Quentin Riegel, NAM’s Vice President, Litigation, and Deputy General Counsel was at today’s oral arguments in NAM v. Taylor, the association’s lawsuit challenging the “affiliated organizations” provision of Honest Leadership and Open Government Act of 2007. His report follows:
Tom Kirby of Wiley Rein argued on behalf of the NAM today in the U.S. Court of Appeals for the D.C. Circuit in our challenge to Section 207 of the Honest Leadership and Open Government Act of 2007, which requires the NAM and other organizations with lobbyists to disclose the names of certain members who actively participate in its internal lobbying discussions and related activities.
The panel consisted of Judges Karen LeCraft Henderson, Doug Ginsburg and Merrick Garland. Each side was given 15 minutes. Kirby spent much of his time describing how the statute is unconstitutionally vague and imposes “a virtually impossible burden” on the NAM with the possibility of criminal sanctions for violations. Criminal statutes must be clear so that potential defendants know how to comply. He explained the difficulty of knowing how a government prosecutor will evaluate intent to violate the statute since there is no objective bright-line rule defining “active participation” in lobbying activities. It is impossible to know whether the intent of a member company is to engage in efforts in support of lobbying contacts when that company’s employees participate in NAM meetings, teleconferences or other activities. The vagueness of the statute is particularly problematic for an organization like the NAM that holds over 100 meetings a month and that has nearly 11,000 companies as members. The statute produces strong pressure to over-report, and the NAM cannot tell its members what kinds of activities will or will not qualify as active participation.
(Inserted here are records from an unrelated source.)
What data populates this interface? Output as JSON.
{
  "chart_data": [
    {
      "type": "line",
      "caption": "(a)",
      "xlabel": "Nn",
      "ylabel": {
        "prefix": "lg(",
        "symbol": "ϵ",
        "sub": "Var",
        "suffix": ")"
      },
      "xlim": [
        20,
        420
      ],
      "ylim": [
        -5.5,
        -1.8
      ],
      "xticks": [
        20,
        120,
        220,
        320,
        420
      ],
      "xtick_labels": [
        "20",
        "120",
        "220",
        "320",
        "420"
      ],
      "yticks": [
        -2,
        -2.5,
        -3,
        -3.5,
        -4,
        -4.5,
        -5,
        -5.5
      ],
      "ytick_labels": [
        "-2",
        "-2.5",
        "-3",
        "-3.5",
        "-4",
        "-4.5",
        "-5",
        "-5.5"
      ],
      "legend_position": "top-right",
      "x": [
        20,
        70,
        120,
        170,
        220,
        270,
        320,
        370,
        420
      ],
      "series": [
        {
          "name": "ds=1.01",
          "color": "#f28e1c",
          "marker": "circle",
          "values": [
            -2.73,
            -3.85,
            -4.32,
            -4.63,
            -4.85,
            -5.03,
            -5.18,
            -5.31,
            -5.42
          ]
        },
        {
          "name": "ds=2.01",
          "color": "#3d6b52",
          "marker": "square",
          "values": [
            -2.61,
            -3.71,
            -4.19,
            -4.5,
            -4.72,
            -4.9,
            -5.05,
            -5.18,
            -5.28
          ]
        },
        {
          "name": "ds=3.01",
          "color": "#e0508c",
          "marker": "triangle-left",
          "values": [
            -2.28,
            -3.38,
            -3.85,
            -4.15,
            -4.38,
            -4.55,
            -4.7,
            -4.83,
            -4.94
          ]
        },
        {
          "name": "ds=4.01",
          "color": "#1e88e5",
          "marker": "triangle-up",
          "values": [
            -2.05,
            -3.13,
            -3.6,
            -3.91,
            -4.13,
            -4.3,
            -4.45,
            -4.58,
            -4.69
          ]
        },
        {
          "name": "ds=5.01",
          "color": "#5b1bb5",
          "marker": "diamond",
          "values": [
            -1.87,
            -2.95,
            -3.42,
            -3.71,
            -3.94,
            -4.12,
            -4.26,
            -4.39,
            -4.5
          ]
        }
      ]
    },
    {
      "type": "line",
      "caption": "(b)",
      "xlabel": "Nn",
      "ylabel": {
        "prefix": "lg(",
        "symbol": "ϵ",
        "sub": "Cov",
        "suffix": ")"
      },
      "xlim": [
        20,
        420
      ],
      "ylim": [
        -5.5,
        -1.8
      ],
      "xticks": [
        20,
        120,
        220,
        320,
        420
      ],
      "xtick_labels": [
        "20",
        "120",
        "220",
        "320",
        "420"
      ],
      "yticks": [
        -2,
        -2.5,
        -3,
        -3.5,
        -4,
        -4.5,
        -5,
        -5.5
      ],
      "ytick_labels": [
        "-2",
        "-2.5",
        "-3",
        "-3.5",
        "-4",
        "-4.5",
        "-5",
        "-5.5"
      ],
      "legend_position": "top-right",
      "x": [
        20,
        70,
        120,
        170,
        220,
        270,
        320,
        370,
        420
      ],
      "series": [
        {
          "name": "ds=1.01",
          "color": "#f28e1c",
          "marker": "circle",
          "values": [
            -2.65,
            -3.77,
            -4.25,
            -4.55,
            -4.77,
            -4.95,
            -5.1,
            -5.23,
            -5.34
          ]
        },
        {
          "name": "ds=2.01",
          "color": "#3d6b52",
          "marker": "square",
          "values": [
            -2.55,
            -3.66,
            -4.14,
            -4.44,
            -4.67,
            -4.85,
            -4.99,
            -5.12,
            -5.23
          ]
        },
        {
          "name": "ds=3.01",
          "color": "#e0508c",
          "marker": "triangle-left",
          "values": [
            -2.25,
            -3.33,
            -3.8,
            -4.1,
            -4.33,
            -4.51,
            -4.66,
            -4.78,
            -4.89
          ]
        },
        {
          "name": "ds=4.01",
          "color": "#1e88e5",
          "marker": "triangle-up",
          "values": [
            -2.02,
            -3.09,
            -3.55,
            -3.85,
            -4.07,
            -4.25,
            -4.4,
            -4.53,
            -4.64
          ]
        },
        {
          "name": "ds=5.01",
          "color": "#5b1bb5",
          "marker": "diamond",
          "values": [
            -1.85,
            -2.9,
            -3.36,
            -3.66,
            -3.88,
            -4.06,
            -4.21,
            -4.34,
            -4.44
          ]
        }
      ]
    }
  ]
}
Judge Garland asked about the exception for listing the entire membership on an Internet site, but Kirby explained the confidential nature of the NAM’s membership, and the problems of complying with the alternative, which requires quarterly disclosure of different lists of members depending on the level of participation and whether dues or similar amounts are paid during the quarter. He said that the statute produces a “patchwork and virtually random” disclosures that do not satisfy any compelling governmental interest. There is no more central interest in the First Amendment that the statute infringes upon: the efforts of people to engage in petitioning the government for redress of grievances.
Judge Ginsburg asked whether there is any harm in over-reporting the names of members who participate in the NAM’s lobbying activities, and Kirby responded that that would deter members from participating at all. A narrow construction of the statute’s requirements would help companies adjust their level of participation and would help the NAM advise members and structure their activities to try to minimize the impact on their First Amendment rights. Judge Ginsburg also asked whether “active participation” is a redundancy, which led to a discussion at the heart of the vagueness issue. Only one other court accepted the term in another context, only because it was clarified in 3,000 adjudications over its meaning.
Two government attorneys, Nicholas Bagley and Thomas Caballero, argued on behalf of the U.S. Attorney’s office and the Clerk of the House and Secretary of the Senate. Bagley argued that the statute bears a substantial relationship to the government interests of good government, confidence in government officials, and identifying the real parties behind group lobbying efforts. He said the NAM has no evidence that companies have been retaliated against for being involved in NAM lobbying [although the record was closed before any reports were filed]. He downplayed the possibility of liability arising from an “honest mistake,” and pointed to the guidance provided by the House and Senate regarding “active participation.” Judge Garland replied that the guidance is not binding, and Judge Ginsburg noted that the guidance was not voted on and was released after the statute was on the books. Bagley stated that the U.S. Attorney can “freelance” by bringing suits even where the House and Senate have not referred cases of noncompliance to be prosecuted, but that he is “unlikely” to disagree with the House and Senate guidance.
Caballero downplayed the breadth of the statute, saying that it only requires reporting of companies that participate in the “planning, supervising and controlling” of lobbying activities. He noted that the House and Senate do not issue advisory opinions, nor do they have any preclearance mechanisms.
It is of course difficult to read the tea leaves on how the court will resolve this case. The judges did not ask any tough questions of the government lawyers, but seemed genuinely interested in the difficulties of compliance. There were several other key issues raised in the briefs but not discussed at length in the oral argument, relating to the standard of review, the government’s interest in lobbying disclosure, the burdens on First Amendment rights, and whether the law is effective and narrowly tailored to achieve legitimate objectives. We expect a decision in the next several months.